Categoría: Antisemitismo

Fuente: La Nación   (2-06-2014)

PARIS - La policía francesa detuvo en Marsella a un joven sospechoso de ser el autor del asesinato de cuatro personas en el Museo Judío de Bruselas el 24 de mayo. Mehdi Nemmouche, de 29 años, nacido en la ciudad de Roubaix, en el norte de Francia, tiene múltiples antecedentes policiales y durante un año combatió en Siria en una organización jihadista. Su detención, sin embargo, fue anunciada recién ayer por la justicia de Francia y Bélgica en forma simultánea.

El viernes pasado, los aduaneros que controlaban un ómnibus procedente de Amsterdam en la terminal Saint-Charles de Marsella en busca de estupefacientes nunca imaginaron que caerían sobre uno de los hombres más buscados de Europa.

A bordo del vehículo, Nemmouche llevaba en su equipaje un fusil de asalto Kalashnikov y un revólver con más de 50 municiones. "Las armas corresponden al tipo utilizado para la masacre de la capital belga", explicó el procurador de París, François Moulins. Trasladado el mismo viernes a París, fue conducido a la Dirección General de la Seguridad Interior (DGSI), en las afueras de París, para ser interrogado.

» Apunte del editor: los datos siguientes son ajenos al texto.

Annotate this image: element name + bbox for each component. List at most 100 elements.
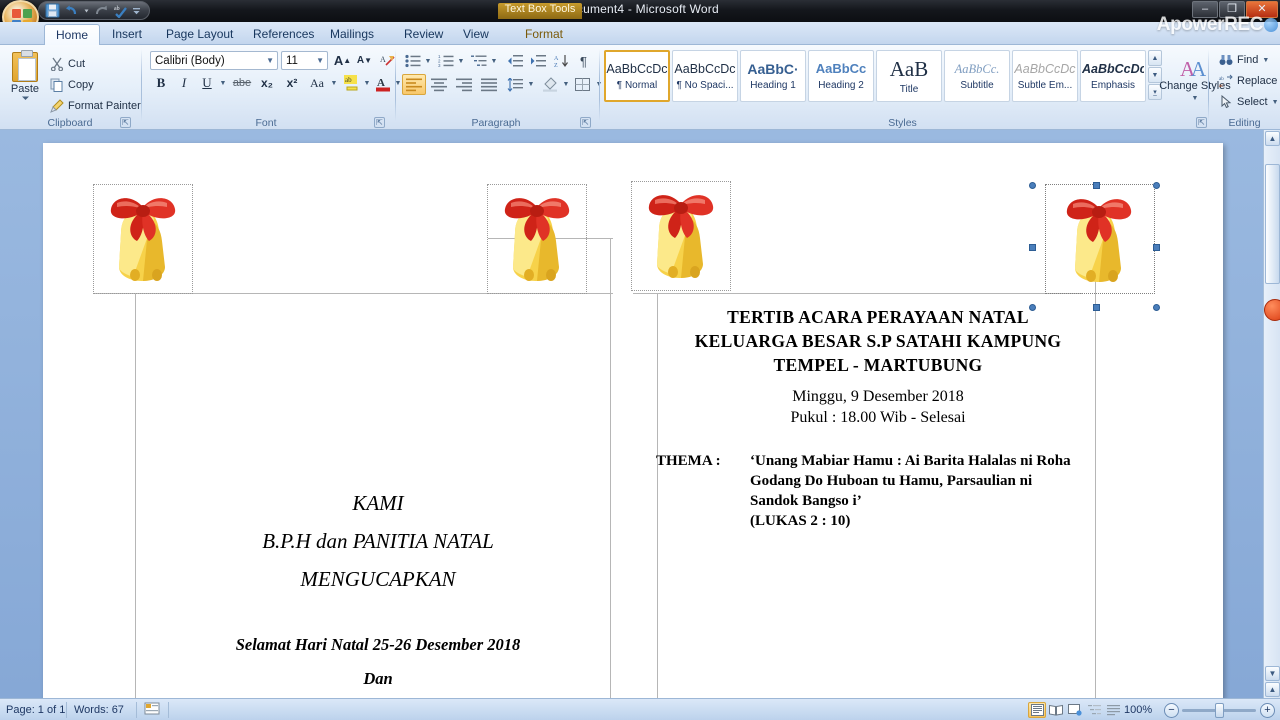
draft-view-button[interactable]	[1104, 702, 1122, 718]
scroll-down-button[interactable]: ▼	[1265, 666, 1280, 681]
zoom-in-button[interactable]: +	[1260, 703, 1275, 718]
change-case-dropdown-icon[interactable]: ▼	[329, 73, 339, 93]
right-card-thema-line-2[interactable]: Godang Do Huboan tu Hamu, Parsaulian ni	[750, 473, 1032, 490]
text-highlight-button[interactable]: ab	[341, 73, 363, 93]
paragraph-dialog-launcher[interactable]: ⇱	[580, 117, 591, 128]
outline-view-button[interactable]	[1085, 702, 1103, 718]
styles-dialog-launcher[interactable]: ⇱	[1196, 117, 1207, 128]
tab-home[interactable]: Home	[44, 24, 101, 45]
right-card-heading-2[interactable]: KELUARGA BESAR S.P SATAHI KAMPUNG	[663, 331, 1093, 352]
tab-page-layout[interactable]: Page Layout	[155, 24, 244, 45]
style-no-spacing[interactable]: AaBbCcDc ¶ No Spaci...	[672, 50, 738, 102]
left-card-line-1[interactable]: KAMI	[143, 491, 613, 516]
right-card-time[interactable]: Pukul : 18.00 Wib - Selesai	[663, 409, 1093, 427]
left-card-line-2[interactable]: B.P.H dan PANITIA NATAL	[143, 529, 613, 554]
find-button[interactable]: Find ▼	[1215, 51, 1277, 69]
format-painter-button[interactable]: Format Painter	[46, 97, 141, 115]
shrink-font-button[interactable]: A ▼	[354, 51, 375, 70]
bullets-button[interactable]	[402, 51, 423, 71]
scroll-up-button[interactable]: ▲	[1265, 131, 1280, 146]
page-number-status[interactable]: Page: 1 of 1	[6, 703, 65, 717]
scrollbar-thumb[interactable]	[1265, 164, 1280, 284]
clipboard-dialog-launcher[interactable]: ⇱	[120, 117, 131, 128]
web-layout-view-button[interactable]	[1066, 702, 1084, 718]
multilevel-dropdown-icon[interactable]: ▼	[489, 51, 499, 71]
right-card-thema-line-1[interactable]: ‘Unang Mabiar Hamu : Ai Barita Halalas n…	[750, 453, 1071, 470]
font-name-combobox[interactable]: Calibri (Body) ▼	[150, 51, 278, 70]
resize-handle-middle-left[interactable]	[1029, 244, 1036, 251]
right-card-heading-3[interactable]: TEMPEL - MARTUBUNG	[663, 355, 1093, 376]
justify-button[interactable]	[477, 74, 501, 95]
undo-dropdown-icon[interactable]	[83, 3, 90, 18]
align-right-button[interactable]	[452, 74, 476, 95]
line-spacing-dropdown-icon[interactable]: ▼	[526, 74, 536, 95]
font-dialog-launcher[interactable]: ⇱	[374, 117, 385, 128]
increase-indent-button[interactable]	[527, 51, 549, 71]
cut-button[interactable]: Cut	[46, 55, 134, 73]
style-heading-1[interactable]: AaBbC· Heading 1	[740, 50, 806, 102]
spelling-icon[interactable]: ab	[113, 3, 128, 19]
style-subtle-emphasis[interactable]: AaBbCcDc Subtle Em...	[1012, 50, 1078, 102]
font-color-button[interactable]: A	[373, 73, 393, 93]
word-count-status[interactable]: Words: 67	[74, 703, 124, 717]
tab-review[interactable]: Review	[393, 24, 454, 45]
previous-page-button[interactable]: ▲	[1265, 682, 1280, 697]
style-subtitle[interactable]: AaBbCc. Subtitle	[944, 50, 1010, 102]
left-card-greeting-1[interactable]: Selamat Hari Natal 25-26 Desember 2018	[143, 635, 613, 655]
shading-dropdown-icon[interactable]: ▼	[561, 74, 571, 95]
subscript-button[interactable]: x₂	[255, 73, 279, 93]
resize-handle-top-center[interactable]	[1093, 182, 1100, 189]
tab-mailings[interactable]: Mailings	[319, 24, 385, 45]
align-left-button[interactable]	[402, 74, 426, 95]
shading-button[interactable]	[539, 74, 561, 95]
resize-handle-bottom-center[interactable]	[1093, 304, 1100, 311]
style-heading-2[interactable]: AaBbCc Heading 2	[808, 50, 874, 102]
left-card-greeting-2[interactable]: Dan	[143, 669, 613, 689]
zoom-out-button[interactable]: −	[1164, 703, 1179, 718]
select-button[interactable]: Select ▼	[1215, 93, 1280, 111]
print-layout-view-button[interactable]	[1028, 702, 1046, 718]
style-emphasis[interactable]: AaBbCcDc Emphasis	[1080, 50, 1146, 102]
numbering-button[interactable]: 123	[435, 51, 456, 71]
zoom-slider-handle[interactable]	[1215, 703, 1224, 718]
tab-references[interactable]: References	[242, 24, 325, 45]
christmas-bells-image-3[interactable]	[635, 186, 727, 286]
zoom-level-label[interactable]: 100%	[1124, 703, 1152, 717]
show-formatting-marks-button[interactable]: ¶	[573, 51, 594, 71]
undo-icon[interactable]	[64, 3, 79, 18]
christmas-bells-image-4[interactable]	[1051, 190, 1147, 290]
change-case-button[interactable]: Aa	[305, 73, 329, 93]
align-center-button[interactable]	[427, 74, 451, 95]
right-card-thema-label[interactable]: THEMA :	[656, 453, 721, 470]
right-card-date[interactable]: Minggu, 9 Desember 2018	[663, 388, 1093, 406]
bullets-dropdown-icon[interactable]: ▼	[423, 51, 433, 71]
superscript-button[interactable]: x²	[280, 73, 304, 93]
borders-button[interactable]	[572, 74, 594, 95]
copy-button[interactable]: Copy	[46, 76, 134, 94]
highlight-dropdown-icon[interactable]: ▼	[362, 73, 372, 93]
decrease-indent-button[interactable]	[504, 51, 526, 71]
replace-button[interactable]: ab ac Replace	[1215, 72, 1280, 90]
christmas-bells-image-1[interactable]	[97, 189, 189, 289]
styles-scroll-up-button[interactable]: ▲	[1148, 50, 1162, 66]
right-card-heading-1[interactable]: TERTIB ACARA PERAYAAN NATAL	[663, 307, 1093, 328]
resize-handle-top-left[interactable]	[1029, 182, 1036, 189]
document-page[interactable]: KAMI B.P.H dan PANITIA NATAL MENGUCAPKAN…	[43, 143, 1223, 698]
underline-button[interactable]: U	[196, 73, 218, 93]
strikethrough-button[interactable]: abe	[230, 73, 254, 93]
font-size-combobox[interactable]: 11 ▼	[281, 51, 328, 70]
resize-handle-middle-right[interactable]	[1153, 244, 1160, 251]
document-canvas[interactable]: KAMI B.P.H dan PANITIA NATAL MENGUCAPKAN…	[0, 130, 1280, 698]
sort-button[interactable]: AZ	[551, 51, 572, 71]
vertical-scrollbar[interactable]: ▲ ▼ ▲	[1263, 130, 1280, 698]
redo-icon[interactable]	[94, 3, 109, 18]
numbering-dropdown-icon[interactable]: ▼	[456, 51, 466, 71]
grow-font-button[interactable]: A ▲	[332, 51, 353, 70]
christmas-bells-image-2[interactable]	[491, 189, 583, 289]
paste-button[interactable]: Paste	[8, 49, 42, 111]
full-screen-reading-view-button[interactable]	[1047, 702, 1065, 718]
right-card-thema-line-4[interactable]: (LUKAS 2 : 10)	[750, 513, 850, 530]
proofing-errors-icon[interactable]	[144, 701, 161, 715]
right-card-thema-line-3[interactable]: Sandok Bangso i’	[750, 493, 862, 510]
underline-dropdown-icon[interactable]: ▼	[218, 73, 228, 93]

Entre su ropa, había una gorra como la que usaba el asesino en las imágenes de video difundidas por la policía belga. También había una filmadora portátil de tipo GoPro, que el agresor llevaba en el pecho fijada a la tira de un bolso que llevaba en bandolera. La policía también encontró un video de 40 segundos, donde aparece la bandera del Estado Islámico en Irak y en el Levante, un grupúsculo jihadista activo en Siria. Una voz parecida a la de Mehdi reivindica el ataque al Museo Judío y explica que, como la filmadora GoPro no funcionó ese día, decidió realizar una segunda película mostrando sus armas.

La justicia colocó a Nemmouche en detención preventiva por "asesinato" y "tentativa de asesinato relacionada con una acción terrorista".

En todo caso, los servicios de seguridad franceses conocen desde hace tiempo al individuo. La DGSI lo había fichado desde que, en 2012, recién salido de prisión, donde se habría radicalizado, inició un largo periplo que concluyó en Siria.

Nemmouche nunca conoció a su padre y fue colocado en una familia sustituta a los tres meses, debido a "carencias educativas" de su madre. Su tía habla de "un niño perturbado", que pasó de casa en casa antes de ser confiado a su abuela, a los 17 años.

Desde la adolescencia, Nemmouche cayó en la pequeña delincuencia. Pero el joven, que tiene dos hermanas, fue a la escuela, obtuvo su diploma de estudios secundarios e incluso hizo un año de derecho en la universidad.

Sus parientes lo definen como "amable, inteligente, atento y bien educado". También afirman que era "excesivamente discreto. Imposible saber qué pensaba", señaló su tía.

Delincuente reincidente, Nemmouche fue condenado siete veces y encarcelado cinco, afirmó Molins. En 2009, con otros dos acusados, fue condenado a dos años de prisión por un robo a un supermercado de Tourcoing.

Según las autoridades, habría sido durante su último período de detención, entre 2007 y 2012 en el sur de Francia, que el joven comenzó a hacerse notar por su proselitismo extremista. Cabeza rapada, fina barba y físico trabajado, Nemmouche pasaba el tiempo en compañía de otros detenidos islamistas radicales y multiplicaba las llamadas a la plegaria colectiva.

Las autoridades penitenciarias señalaron su actitud a los servicios de inteligencia. Pero Nemmouche desapareció tres semanas después de su liberación, en diciembre de 2012. Llegó a Siria vía Bruselas, Londres, Beirut y Estambul: el itinerario clásico de los centenares de aprendices jihadistas europeos. Según los servicios de inteligencia franceses, el joven pasó "más de un año en Siria, donde se unió a grupos de combatientes del Estado Islámico en Irak y el Levante, antes de volver a Europa por Malasia y Fráncfort", convertido en un lobo solitario, dispuesto a continuar el combate contra "los cruzados".

Según las autoridades, sobre un total de 800 jóvenes franceses que partieron en algún momento "a hacer la jihad" en Siria, quedarían actualmente unos 300. Entre ellos hay chicos de apenas 13 o 14 años e incluso jovencitas que no dudan en hacer el viaje con bebes.

Más allá del drama personal que significa para esos jóvenes reclutados por Internet descubrir la realidad de una guerra feroz, el mayor problema reside en aquellos que, como Mehdi Nemmouche, regresan convertidos en máquinas de matar.